Hold up, though. We don’t know purchase price allocation here because this de-SPAC transaction is still pending. What about prior deals from other SPACs? Can one find out those numbers?

In Calcbench, yes you can.

Start by going to our Segments, Rollforwards & Breakouts database. There, you can select the “Business Combinations - Purchase Price Allocations” option from the drop-down menu at left; and from the “Choose Companies” option at the top you can screen for all firms that use SIC code 6770 — the code for SPACs. To get the maximum amount of data possible, we also checked the All History button that’s on the top right.

Figure 1, below, shows what we did and some of the results. Note the history check-box and the disclosure choice, both circled in red; and our SIC 6770 screen, flagged with a blue arrow.

The results are the purchase price allocation by type, for each transaction. That’s why the first three results all look similar; they all pertain to an acquisition completed by UPD Holding Corp. ($UPDC) in the first quarter of 2021: cash, right of use assets, and goodwill.

So UPD apparently spent $480,052 to acquire a business earlier this year, and nearly $417,000 of that sum went to goodwill. To learn the exact details of this transaction, you can then hold your cursor over one of those line items and use the world-renown Calcbench trace feature to go to the full disclosure. Which we did, and we found this:

In February of this year, UPD agreed to acquire a drug treatment business in Kentucky, Vital Behavioral Health Inc. That business consists of one outpatient treatment clinic, and one residential facility for people in addiction recovery.

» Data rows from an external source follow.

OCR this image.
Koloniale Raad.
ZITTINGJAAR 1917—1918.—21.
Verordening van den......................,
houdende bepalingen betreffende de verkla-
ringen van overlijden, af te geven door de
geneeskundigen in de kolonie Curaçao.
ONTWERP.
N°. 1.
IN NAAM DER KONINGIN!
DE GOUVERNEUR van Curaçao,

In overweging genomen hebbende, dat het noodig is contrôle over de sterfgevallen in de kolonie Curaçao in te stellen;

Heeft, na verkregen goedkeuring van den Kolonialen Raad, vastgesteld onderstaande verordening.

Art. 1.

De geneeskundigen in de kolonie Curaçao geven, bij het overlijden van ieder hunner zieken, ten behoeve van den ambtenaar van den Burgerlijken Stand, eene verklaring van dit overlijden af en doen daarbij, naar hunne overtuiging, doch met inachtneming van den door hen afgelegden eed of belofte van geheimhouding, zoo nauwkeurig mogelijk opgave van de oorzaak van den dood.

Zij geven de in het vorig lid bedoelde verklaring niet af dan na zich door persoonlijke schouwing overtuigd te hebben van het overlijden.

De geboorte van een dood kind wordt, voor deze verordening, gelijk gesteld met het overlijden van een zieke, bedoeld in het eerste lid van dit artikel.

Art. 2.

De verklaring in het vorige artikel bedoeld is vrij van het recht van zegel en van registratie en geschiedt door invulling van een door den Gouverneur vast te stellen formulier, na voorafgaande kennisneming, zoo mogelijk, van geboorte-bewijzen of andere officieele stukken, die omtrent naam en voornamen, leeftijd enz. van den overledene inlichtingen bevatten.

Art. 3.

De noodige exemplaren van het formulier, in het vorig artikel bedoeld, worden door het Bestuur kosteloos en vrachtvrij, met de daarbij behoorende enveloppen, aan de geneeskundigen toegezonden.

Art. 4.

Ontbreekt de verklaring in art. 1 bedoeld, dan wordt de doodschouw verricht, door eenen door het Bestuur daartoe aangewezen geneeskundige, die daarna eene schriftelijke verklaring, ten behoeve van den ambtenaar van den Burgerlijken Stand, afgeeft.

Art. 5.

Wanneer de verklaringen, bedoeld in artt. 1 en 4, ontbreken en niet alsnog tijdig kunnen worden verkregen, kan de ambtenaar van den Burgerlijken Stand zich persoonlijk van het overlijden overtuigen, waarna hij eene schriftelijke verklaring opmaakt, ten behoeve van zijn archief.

On May 21, UPD detailed the purchase price allocation. Almost all of the $480,000 price went to goodwill, with a smattering paid in cash and right-of-use assets.

Read the fine print, however. You can see in the narrative disclosure that neither of Vital’s two facilities had any licenses to operate as of May 21. Hmmm. Moreover, if you then jump over to the business description for UPD, you can find that the business previously operated as a brewing company, Record Street Brewing, which UPD sold at the end of 2020 before getting into the addiction recovery business.

We’ll say no more about the merits of the UPD-Vital deal. Just understand that the data is out there, and Calcbench can help you find it.